ABSTRACT

This chapter has two goals. First, it investigates the effect of long-term bilingualism on patterns of temporal organization of speech in a unique language-contact situation in Patagonia, Argentina. Second, it examines specific aspects of the phonetic and phonological grammars that contribute to cross-language transfer effects. Our analysis draws from a corpus of read speech obtained from three speaker groups: L1 Afrikaans/L2 Spanish bilingual speakers who live in Patagonia, Argentina; speakers of L1 Spanish, also from Patagonia, Argentina; and speakers of L1 Afrikaans from South Africa. Addressing the first goal, we show that Afrikaans-Spanish bilinguals display native-like patterns in consonant variability in both languages, but not in vowel variability.

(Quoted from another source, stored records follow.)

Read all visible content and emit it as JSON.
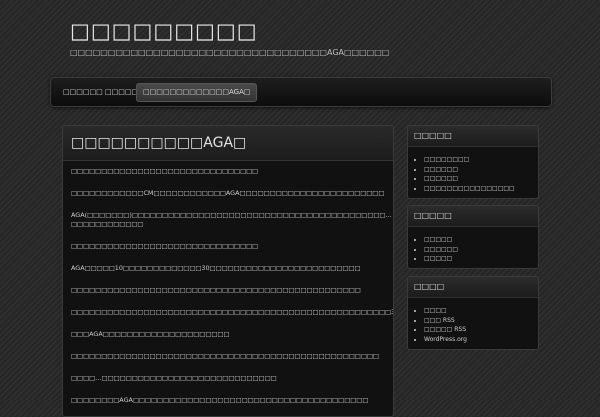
{
  "site": {
    "title": "□□□□□□□□□",
    "tagline": "□□□□□□□□□□□□□□□□□□□□□□□□□□□□□□□□□□AGA□□□□□□"
  },
  "nav": {
    "items": [
      {
        "label": "□□□□□□"
      },
      {
        "label": "□□□□□"
      },
      {
        "label": "□□□□□□□□□□□□□AGA□"
      }
    ]
  },
  "post": {
    "title": "□□□□□□□□□□AGA□",
    "paragraphs": [
      "□□□□□□□□□□□□□□□□□□□□□□□□□□□□□□□",
      "□□□□□□□□□□□□CM□□□□□□□□□□□□AGA□□□□□□□□□□□□□□□□□□□□□□□□",
      "AGA(□□□□□□□)□□□□□□□□□□□□□□□□□□□□□□□□□□□□□□□□□□□□□□□□□□…□□□□□□□□□□□□",
      "□□□□□□□□□□□□□□□□□□□□□□□□□□□□□□□",
      "AGA□□□□□10□□□□□□□□□□□□□30□□□□□□□□□□□□□□□□□□□□□□□□□",
      "□□□□□□□□□□□□□□□□□□□□□□□□□□□□□□□□□□□□□□□□□□□□□□□□",
      "□□□□□□□□□□□□□□□□□□□□□□□□□□□□□□□□□□□□□□□□□□□□□□□□□□□□□3□6□□□□□□□□□□□□□□□□□□□□□□□□□□□□□□□□□□□□□□□□□□□□□□□□□□",
      "□□□AGA□□□□□□□□□□□□□□□□□□□□□",
      "□□□□□□□□□□□□□□□□□□□□□□□□□□□□□□□□□□□□□□□□□□□□□□□□□□□",
      "□□□□…□□□□□□□□□□□□□□□□□□□□□□□□□□□□□",
      "□□□□□□□□AGA□□□□□□□□□□□□□□□□□□□□□□□□□□□□□□□□□□□□□□□"
    ]
  },
  "sidebar": {
    "widgets": [
      {
        "title": "□□□□□",
        "items": [
          "□□□□□□□□",
          "□□□□□□",
          "□□□□□□",
          "□□□□□□□□□□□□□□□□"
        ]
      },
      {
        "title": "□□□□□",
        "items": [
          "□□□□□",
          "□□□□□□",
          "□□□□□"
        ]
      },
      {
        "title": "□□□□",
        "items": [
          "□□□□",
          "□□□ RSS",
          "□□□□□ RSS",
          "WordPress.org"
        ]
      }
    ]
  }
}
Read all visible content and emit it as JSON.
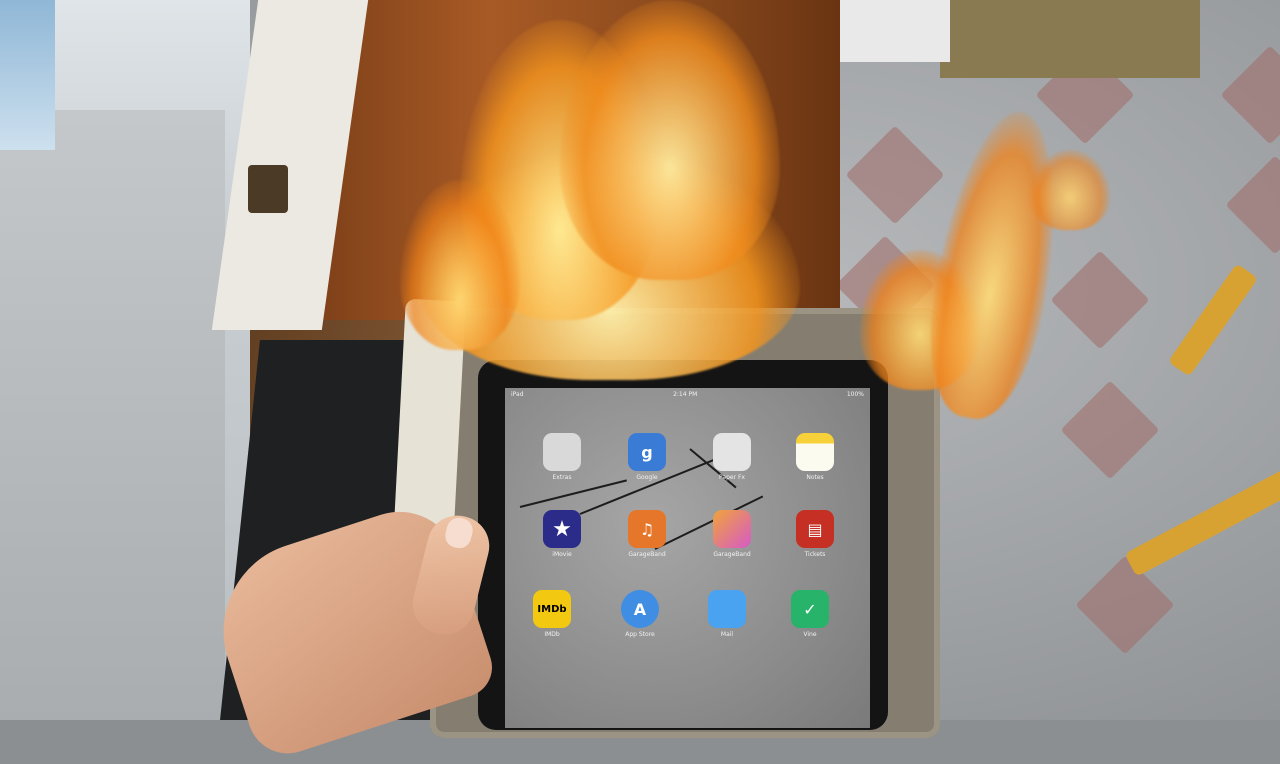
{
  "scene": {
    "subject": "",
    "colors": {
      "flame_core": "#ffe28a",
      "flame_outer": "#f08a1c",
      "case": "#857e70",
      "floor_tile": "#a06c67"
    }
  },
  "tablet": {
    "status": {
      "left": "iPad",
      "center": "2:14 PM",
      "right": "100%"
    },
    "apps": [
      {
        "label": "Extras",
        "icon": "folder-icon",
        "glyph": "",
        "color": "#d9d9d9"
      },
      {
        "label": "Google",
        "icon": "google-icon",
        "glyph": "g",
        "color": "#3a7bd5"
      },
      {
        "label": "Paper Fx",
        "icon": "paper-icon",
        "glyph": "",
        "color": "#e4e4e4"
      },
      {
        "label": "Notes",
        "icon": "notes-icon",
        "glyph": "",
        "color": "#f7d13a"
      },
      {
        "label": "iMovie",
        "icon": "star-icon",
        "glyph": "★",
        "color": "#2b2b8a"
      },
      {
        "label": "GarageBand",
        "icon": "guitar-icon",
        "glyph": "♫",
        "color": "#e5762a"
      },
      {
        "label": "GarageBand",
        "icon": "photo-icon",
        "glyph": "",
        "color": "#d65ac7"
      },
      {
        "label": "Tickets",
        "icon": "ticket-icon",
        "glyph": "▤",
        "color": "#c62f23"
      },
      {
        "label": "IMDb",
        "icon": "imdb-icon",
        "glyph": "IMDb",
        "color": "#f2c811"
      },
      {
        "label": "App Store",
        "icon": "appstore-icon",
        "glyph": "A",
        "color": "#3f8ee3"
      },
      {
        "label": "Mail",
        "icon": "mail-icon",
        "glyph": "",
        "color": "#4aa3f0"
      },
      {
        "label": "Vine",
        "icon": "vine-icon",
        "glyph": "✓",
        "color": "#28b36b"
      }
    ]
  }
}
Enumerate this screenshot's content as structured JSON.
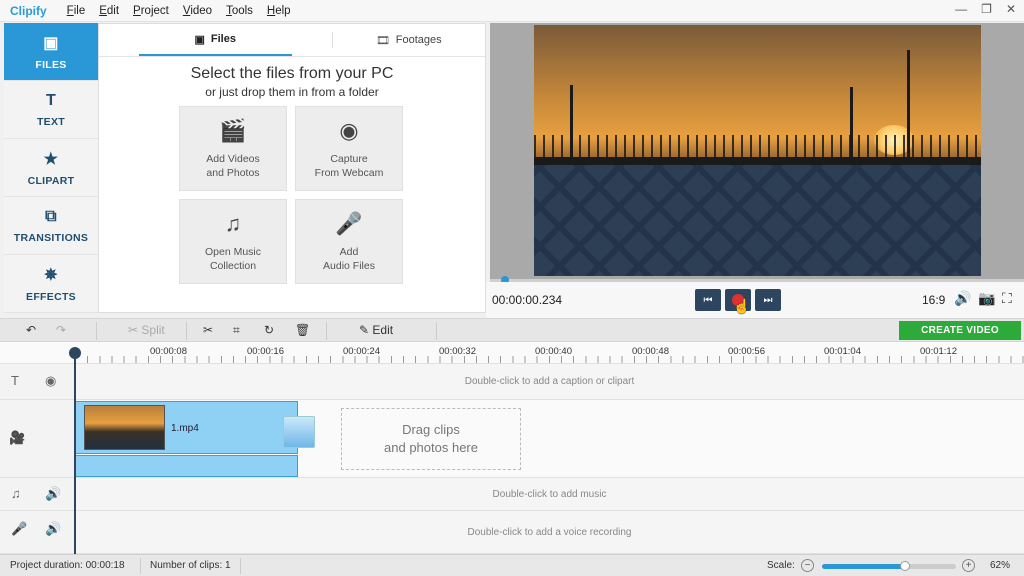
{
  "app": {
    "logo": "Clipify",
    "menu": [
      {
        "key": "F",
        "rest": "ile"
      },
      {
        "key": "E",
        "rest": "dit"
      },
      {
        "key": "P",
        "rest": "roject"
      },
      {
        "key": "V",
        "rest": "ideo"
      },
      {
        "key": "T",
        "rest": "ools"
      },
      {
        "key": "H",
        "rest": "elp"
      }
    ]
  },
  "sidebar": {
    "items": [
      {
        "label": "FILES",
        "icon": "image-icon",
        "active": true
      },
      {
        "label": "TEXT",
        "icon": "text-icon"
      },
      {
        "label": "CLIPART",
        "icon": "star-icon"
      },
      {
        "label": "TRANSITIONS",
        "icon": "transitions-icon"
      },
      {
        "label": "EFFECTS",
        "icon": "magic-wand-icon"
      }
    ]
  },
  "files_panel": {
    "tabs": [
      "Files",
      "Footages"
    ],
    "title": "Select the files from your PC",
    "subtitle": "or just drop them in from a folder",
    "tiles": [
      {
        "line1": "Add Videos",
        "line2": "and Photos",
        "icon": "film-reel-icon"
      },
      {
        "line1": "Capture",
        "line2": "From Webcam",
        "icon": "webcam-icon"
      },
      {
        "line1": "Open Music",
        "line2": "Collection",
        "icon": "music-notes-icon"
      },
      {
        "line1": "Add",
        "line2": "Audio Files",
        "icon": "microphone-icon"
      }
    ]
  },
  "player": {
    "timecode": "00:00:00.234",
    "aspect_ratio": "16:9",
    "progress": 0.02
  },
  "toolbar": {
    "split_label": "Split",
    "edit_label": "Edit",
    "create_label": "CREATE VIDEO"
  },
  "ruler": {
    "labels": [
      "00:00:08",
      "00:00:16",
      "00:00:24",
      "00:00:32",
      "00:00:40",
      "00:00:48",
      "00:00:56",
      "00:01:04",
      "00:01:12"
    ]
  },
  "timeline": {
    "caption_hint": "Double-click to add a caption or clipart",
    "clip_name": "1.mp4",
    "drop_line1": "Drag clips",
    "drop_line2": "and photos here",
    "music_hint": "Double-click to add music",
    "voice_hint": "Double-click to add a voice recording"
  },
  "status": {
    "duration_label": "Project duration:",
    "duration_value": "00:00:18",
    "clips_label": "Number of clips:",
    "clips_value": "1",
    "scale_label": "Scale:",
    "zoom_percent": "62%",
    "zoom_fraction": 0.62
  },
  "colors": {
    "accent": "#2a97d6",
    "create_button": "#2cab3a",
    "play_button": "#e03030"
  }
}
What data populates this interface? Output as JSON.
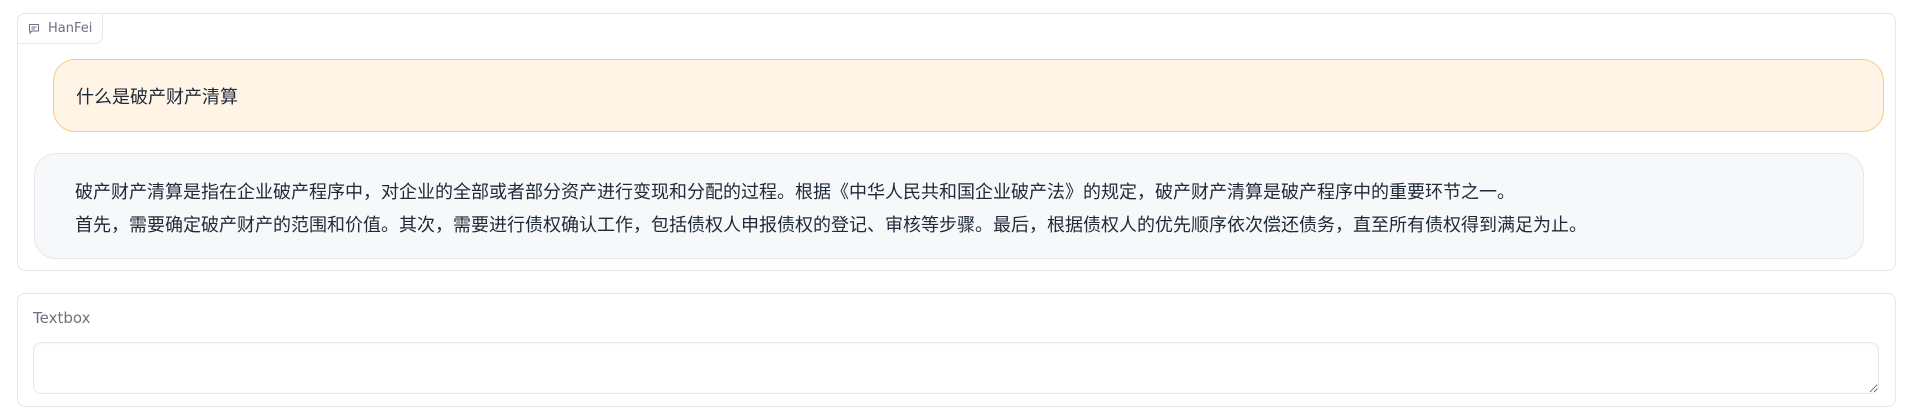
{
  "chatbot": {
    "label": "HanFei",
    "label_icon": "chat-icon",
    "messages": [
      {
        "role": "user",
        "text": "什么是破产财产清算"
      },
      {
        "role": "bot",
        "lines": [
          "破产财产清算是指在企业破产程序中，对企业的全部或者部分资产进行变现和分配的过程。根据《中华人民共和国企业破产法》的规定，破产财产清算是破产程序中的重要环节之一。",
          "首先，需要确定破产财产的范围和价值。其次，需要进行债权确认工作，包括债权人申报债权的登记、审核等步骤。最后，根据债权人的优先顺序依次偿还债务，直至所有债权得到满足为止。"
        ]
      }
    ]
  },
  "textbox": {
    "label": "Textbox",
    "value": "",
    "placeholder": ""
  },
  "colors": {
    "user_bubble_bg": "#fff4e6",
    "user_bubble_border": "#fbc97a",
    "bot_bubble_bg": "#f7f8fa",
    "border": "#e5e7eb"
  }
}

Specifically, the bilingual speakers show native-like patterns in the vowel variability of their L2 Spanish but not of their L1 Afrikaans. For the second goal, we show that differences between the Afrikaans control and bilingual speakers stem from differences in how each speaker group controls local segmental duration in their speech, namely, via phonemic vowel contrasts, stress-induced vowel reduction, and final lengthening. We argue that this finding of L2-to-L1 influence for vowels (but not consonants) derives from a combination of two forces: the presence of phonetic and phonological processes affecting vowels in L1 Afrikaans, and the relative complexity of phonotactic patterns in Afrikaans compared to Spanish. Altogether, our findings speak to the malleability of temporal organization patterns in bilingual grammars, especially in situations of close long-term contact where the L2 becomes the dominant language.